I stopped making fun of the "MacGyver" approach to problem-solving after seeing Dad bring my wife's car back to life with a Bic pen.
Of course, I had seen my father resuscitate countless stalled cars, whether they were in the driveway, the shop or the side of the road. But he was always working with tools carefully collected during a lifetime as a car mechanic.
One winter day some 20 years ago, he stopped by after I mentioned Lisa's Ford Escort hatchback had broken down in the Bronx, N.Y., where she got some emergency care at a dubious garage that enabled the car to magically travel no farther than our driveway. On this rare occasion, he didn't have a box of tools handy.
"Pop the hood," he said.
He looked over the engine -- spotting things I couldn't possibly see -- and asked Lisa to turn the key.
"Hold on." I couldn't see a solution to this puzzle, and asked if he needed to borrow anything from my meager tool set. Instead, he pulled a Bic from his pocket. You know the one I mean. Its official name is the Cristal pen. It was known as "the Atomic pen" in its native France after it made its debut in the 1950s. It is the best-selling pen in the world; part of the permanent collection at the Museum of Modern Art. And yes, you probably know it best as The Spitball Pen.
In my dad's hands, it was transformed into a Craftsman tool set. He took the pen apart and installed pieces into the engine. "OK, try it again," he told Lisa.
Yes, it really did start. Take that MacGyver, you piker.
From that day forward, my wife saw my dad through different eyes. He could do anything. She even heeded his advice after the car started.
"You need to get rid of this car," he said gently, summoning The Voice of Reason regarding auto repair. He invited Lisa to share his view under the hood. "Look at that. They hot-wired the radiator. The wiring harness is fried." (Actually, I have no idea what he said, but he still remembers the details.)
We took his word for it and donated the car to charity. The Bic was worth more at this point.
A couple of years later, I sat down at the microfilm machine at Greenwich Time to look up some old clips. The librarian walked over to inform me the machine was awaiting repair and there was no way to turn the spools. I was on deadline, the newsroom equivalent to being stuck on the side of the road in the Bronx. I pulled a Bic from my pocket, took it apart and used the cap and the cylinder to turn the wheels. They were made for each other. "I love that," the librarian marveled. It got the job done for several weeks.
Now, no one in my family mistakes me for a handyman. I did retain a little knowledge from working my way through college for a swimming pool company. That information, of course, is pretty useless when you don't have a pool. But those skills probably came in useful when I installed new sinks and toilets. And I'll always try something once. Sometimes it works out OK, such as when I built a new back porch, replaced glass panes and windows, or repaired locks, the garage door opener, etc.
Other times ... not so much. I once patched the dining room ceiling after it sprung a leak. The ceiling still looks pregnant (if only it would give birth to another bathroom).

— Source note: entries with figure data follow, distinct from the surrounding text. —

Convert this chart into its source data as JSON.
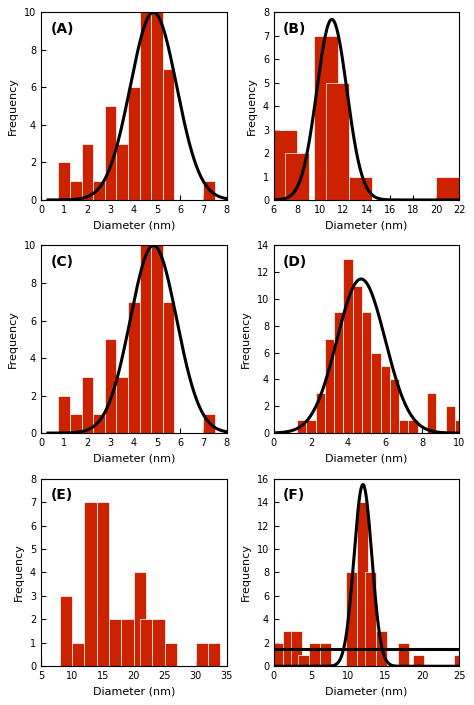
{
  "panels": [
    {
      "label": "(A)",
      "bar_centers": [
        1.0,
        1.5,
        2.0,
        2.5,
        3.0,
        3.5,
        4.0,
        4.5,
        5.0,
        5.5,
        7.25
      ],
      "bar_heights": [
        2,
        1,
        3,
        1,
        5,
        3,
        6,
        10,
        10,
        7,
        1
      ],
      "bar_width": 0.5,
      "xlim": [
        0,
        8
      ],
      "xticks": [
        0,
        1,
        2,
        3,
        4,
        5,
        6,
        7,
        8
      ],
      "ylim": [
        0,
        10
      ],
      "yticks": [
        0,
        2,
        4,
        6,
        8,
        10
      ],
      "xlabel": "Diameter (nm)",
      "ylabel": "Frequency",
      "curve_mean": 4.85,
      "curve_std": 1.0,
      "curve_scale": 10.0,
      "curve_xmin": 0.3,
      "curve_xmax": 8.0
    },
    {
      "label": "(B)",
      "bar_centers": [
        7.0,
        8.0,
        10.5,
        11.5,
        13.5,
        21.0
      ],
      "bar_heights": [
        3,
        2,
        7,
        5,
        1,
        1
      ],
      "bar_width": 2.0,
      "xlim": [
        6,
        22
      ],
      "xticks": [
        6,
        8,
        10,
        12,
        14,
        16,
        18,
        20,
        22
      ],
      "ylim": [
        0,
        8
      ],
      "yticks": [
        0,
        1,
        2,
        3,
        4,
        5,
        6,
        7,
        8
      ],
      "xlabel": "Diameter (nm)",
      "ylabel": "Frequency",
      "curve_mean": 11.0,
      "curve_std": 1.3,
      "curve_scale": 7.7,
      "curve_xmin": 6.0,
      "curve_xmax": 22.0
    },
    {
      "label": "(C)",
      "bar_centers": [
        1.0,
        1.5,
        2.0,
        2.5,
        3.0,
        3.5,
        4.0,
        4.5,
        5.0,
        5.5,
        7.25
      ],
      "bar_heights": [
        2,
        1,
        3,
        1,
        5,
        3,
        7,
        10,
        10,
        7,
        1
      ],
      "bar_width": 0.5,
      "xlim": [
        0,
        8
      ],
      "xticks": [
        0,
        1,
        2,
        3,
        4,
        5,
        6,
        7,
        8
      ],
      "ylim": [
        0,
        10
      ],
      "yticks": [
        0,
        2,
        4,
        6,
        8,
        10
      ],
      "xlabel": "Diameter (nm)",
      "ylabel": "Frequency",
      "curve_mean": 4.85,
      "curve_std": 1.0,
      "curve_scale": 10.0,
      "curve_xmin": 0.3,
      "curve_xmax": 8.0
    },
    {
      "label": "(D)",
      "bar_centers": [
        1.5,
        2.0,
        2.5,
        3.0,
        3.5,
        4.0,
        4.5,
        5.0,
        5.5,
        6.0,
        6.5,
        7.0,
        7.5,
        8.5,
        9.5,
        10.0
      ],
      "bar_heights": [
        1,
        1,
        3,
        7,
        9,
        13,
        11,
        9,
        6,
        5,
        4,
        1,
        1,
        3,
        2,
        1
      ],
      "bar_width": 0.5,
      "xlim": [
        0,
        10
      ],
      "xticks": [
        0,
        2,
        4,
        6,
        8,
        10
      ],
      "ylim": [
        0,
        14
      ],
      "yticks": [
        0,
        2,
        4,
        6,
        8,
        10,
        12,
        14
      ],
      "xlabel": "Diameter (nm)",
      "ylabel": "Frequency",
      "curve_mean": 4.7,
      "curve_std": 1.3,
      "curve_scale": 11.5,
      "curve_xmin": 0.0,
      "curve_xmax": 10.5
    },
    {
      "label": "(E)",
      "bar_centers": [
        9.0,
        11.0,
        13.0,
        15.0,
        17.0,
        19.0,
        21.0,
        22.0,
        24.0,
        26.0,
        31.0,
        33.0
      ],
      "bar_heights": [
        3,
        1,
        7,
        7,
        2,
        2,
        4,
        2,
        2,
        1,
        1,
        1
      ],
      "bar_width": 2.0,
      "xlim": [
        5,
        35
      ],
      "xticks": [
        5,
        10,
        15,
        20,
        25,
        30,
        35
      ],
      "ylim": [
        0,
        8
      ],
      "yticks": [
        0,
        1,
        2,
        3,
        4,
        5,
        6,
        7,
        8
      ],
      "xlabel": "Diameter (nm)",
      "ylabel": "Frequency",
      "curve_mean": null,
      "curve_std": null,
      "curve_scale": null,
      "curve_xmin": null,
      "curve_xmax": null
    },
    {
      "label": "(F)",
      "bar_centers": [
        0.5,
        2.0,
        3.0,
        4.0,
        5.5,
        7.0,
        10.5,
        12.0,
        13.0,
        14.5,
        17.5,
        19.5,
        25.0
      ],
      "bar_heights": [
        2,
        3,
        3,
        1,
        2,
        2,
        8,
        14,
        8,
        3,
        2,
        1,
        1
      ],
      "bar_width": 1.5,
      "xlim": [
        0,
        25
      ],
      "xticks": [
        0,
        5,
        10,
        15,
        20,
        25
      ],
      "ylim": [
        0,
        16
      ],
      "yticks": [
        0,
        2,
        4,
        6,
        8,
        10,
        12,
        14,
        16
      ],
      "xlabel": "Diameter (nm)",
      "ylabel": "Frequency",
      "curve_mean": 12.0,
      "curve_std": 1.2,
      "curve_scale": 15.5,
      "curve_xmin": 0.0,
      "curve_xmax": 25.0
    }
  ],
  "bar_color": "#CC2200",
  "bar_edge_color": "white",
  "curve_color": "black",
  "curve_lw": 2.2,
  "label_fontsize": 10,
  "axis_fontsize": 8,
  "tick_fontsize": 7,
  "bg_color": "#f0f0f0"
}
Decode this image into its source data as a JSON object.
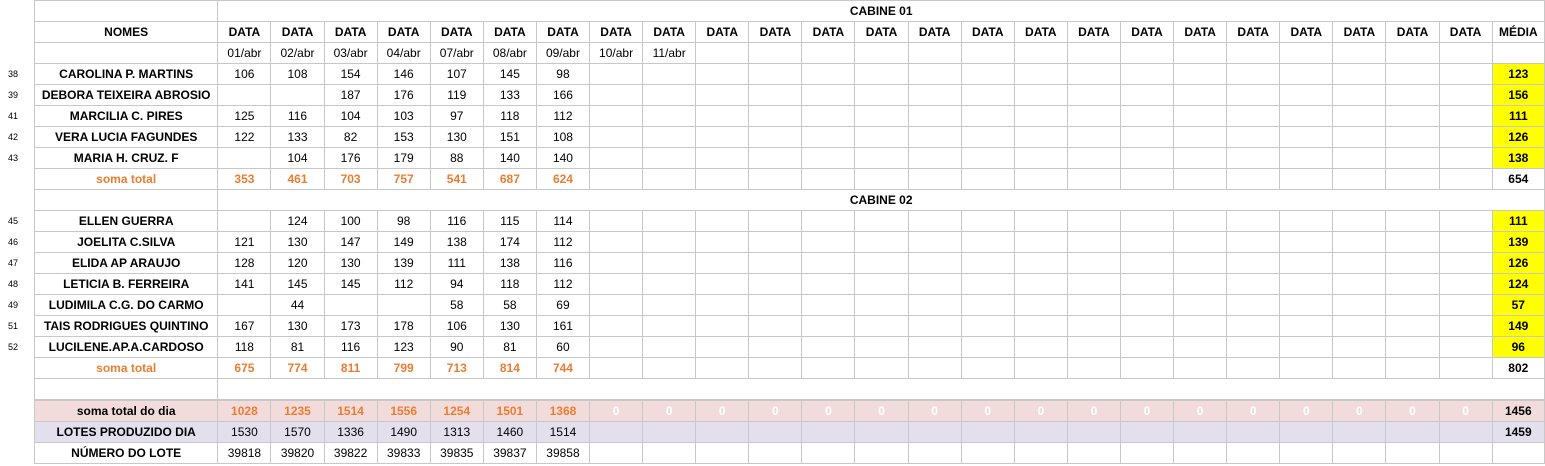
{
  "headers": {
    "cabine1": "CABINE 01",
    "cabine2": "CABINE 02",
    "nomes": "NOMES",
    "data": "DATA",
    "media": "MÉDIA",
    "dates": [
      "01/abr",
      "02/abr",
      "03/abr",
      "04/abr",
      "07/abr",
      "08/abr",
      "09/abr",
      "10/abr",
      "11/abr",
      "",
      "",
      "",
      "",
      "",
      "",
      "",
      "",
      "",
      "",
      "",
      "",
      "",
      "",
      ""
    ]
  },
  "cabine1_rows": [
    {
      "num": "38",
      "name": "CAROLINA P. MARTINS",
      "values": [
        "106",
        "108",
        "154",
        "146",
        "107",
        "145",
        "98"
      ],
      "media": "123"
    },
    {
      "num": "39",
      "name": "DEBORA TEIXEIRA ABROSIO",
      "values": [
        "",
        "",
        "187",
        "176",
        "119",
        "133",
        "166"
      ],
      "media": "156"
    },
    {
      "num": "41",
      "name": "MARCILIA C. PIRES",
      "values": [
        "125",
        "116",
        "104",
        "103",
        "97",
        "118",
        "112"
      ],
      "media": "111"
    },
    {
      "num": "42",
      "name": "VERA LUCIA FAGUNDES",
      "values": [
        "122",
        "133",
        "82",
        "153",
        "130",
        "151",
        "108"
      ],
      "media": "126"
    },
    {
      "num": "43",
      "name": "MARIA H. CRUZ. F",
      "values": [
        "",
        "104",
        "176",
        "179",
        "88",
        "140",
        "140"
      ],
      "media": "138"
    }
  ],
  "cabine1_sum": {
    "label": "soma total",
    "values": [
      "353",
      "461",
      "703",
      "757",
      "541",
      "687",
      "624"
    ],
    "media": "654"
  },
  "cabine2_rows": [
    {
      "num": "45",
      "name": "ELLEN GUERRA",
      "values": [
        "",
        "124",
        "100",
        "98",
        "116",
        "115",
        "114"
      ],
      "media": "111"
    },
    {
      "num": "46",
      "name": "JOELITA C.SILVA",
      "values": [
        "121",
        "130",
        "147",
        "149",
        "138",
        "174",
        "112"
      ],
      "media": "139"
    },
    {
      "num": "47",
      "name": "ELIDA AP ARAUJO",
      "values": [
        "128",
        "120",
        "130",
        "139",
        "111",
        "138",
        "116"
      ],
      "media": "126"
    },
    {
      "num": "48",
      "name": "LETICIA B. FERREIRA",
      "values": [
        "141",
        "145",
        "145",
        "112",
        "94",
        "118",
        "112"
      ],
      "media": "124"
    },
    {
      "num": "49",
      "name": "LUDIMILA C.G. DO CARMO",
      "values": [
        "",
        "44",
        "",
        "",
        "58",
        "58",
        "69"
      ],
      "media": "57"
    },
    {
      "num": "51",
      "name": "TAIS RODRIGUES QUINTINO",
      "values": [
        "167",
        "130",
        "173",
        "178",
        "106",
        "130",
        "161"
      ],
      "media": "149"
    },
    {
      "num": "52",
      "name": "LUCILENE.AP.A.CARDOSO",
      "values": [
        "118",
        "81",
        "116",
        "123",
        "90",
        "81",
        "60"
      ],
      "media": "96"
    }
  ],
  "cabine2_sum": {
    "label": "soma total",
    "values": [
      "675",
      "774",
      "811",
      "799",
      "713",
      "814",
      "744"
    ],
    "media": "802"
  },
  "day_total": {
    "label": "soma total  do dia",
    "values": [
      "1028",
      "1235",
      "1514",
      "1556",
      "1254",
      "1501",
      "1368"
    ],
    "media": "1456"
  },
  "lotes": {
    "label": "LOTES PRODUZIDO DIA",
    "values": [
      "1530",
      "1570",
      "1336",
      "1490",
      "1313",
      "1460",
      "1514"
    ],
    "media": "1459"
  },
  "numero_lote": {
    "label": "NÚMERO DO LOTE",
    "values": [
      "39818",
      "39820",
      "39822",
      "39833",
      "39835",
      "39837",
      "39858"
    ]
  },
  "zero": "0",
  "colors": {
    "orange": "#ed7d31",
    "yellow": "#ffff00",
    "gold": "#ffc000",
    "pink": "#f2dcdb",
    "lavender": "#e4dfec"
  }
}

And I probably improvise too often. For the "Star Trek" geeks out there, I'm a believer in the Capt. Kirk approach to the Kobayashi Maru test. If you can't fix it, just cheat. I fixed a rattle in a bathroom fan by wedging in some business cards as a cushion. As a result of my pool days, I use PVC tape for everything. Every time I opened the living room drapes, the finials slid off the rods. A little PVC tape wrapped around the rods took care of that problem. The next owner of this house will find PVC tape, business cards and Bics in crevices of every room.
It took me decades, but I finally encountered a repair that required zero tools. The water dispenser on our refrigerator was shooting blanks last week. Perhaps there was a break in the clear plastic tubing, I pondered, secretly hoping I could fix it with a Bic. I could not identify a break, though much of the line is inside the door. I peeked online in search of fellow home repair chuckleheads who might have stumbled onto a solution through trial and error. One guy reported that a hair dryer cleared the line, but melted the plastic (that would be an error).
I decided to open the freezer door and walk away for 20 minutes. When I returned, the ice had melted and the water was flowing. Maybe it really is best to keep tools out of my hands.
My dad recalls an early challenge to repair something outside of his area of expertise. He was a teenager at the time, and an acquaintance asked him to bring a rocking chair with a broken curved arm rest to his father, who was a cabinet maker.
My grandfather took a look, and apparently saw a teachable moment.
"You can fix that yourself," he told my father.
With a little direction, my dad took a stab at carpentry.
"Your father does nice work," the customer opined when the chair was delivered.
"I did that myself," my dad replied.
The customer was dubious. Sometimes, doing it yourself has to be its own reward.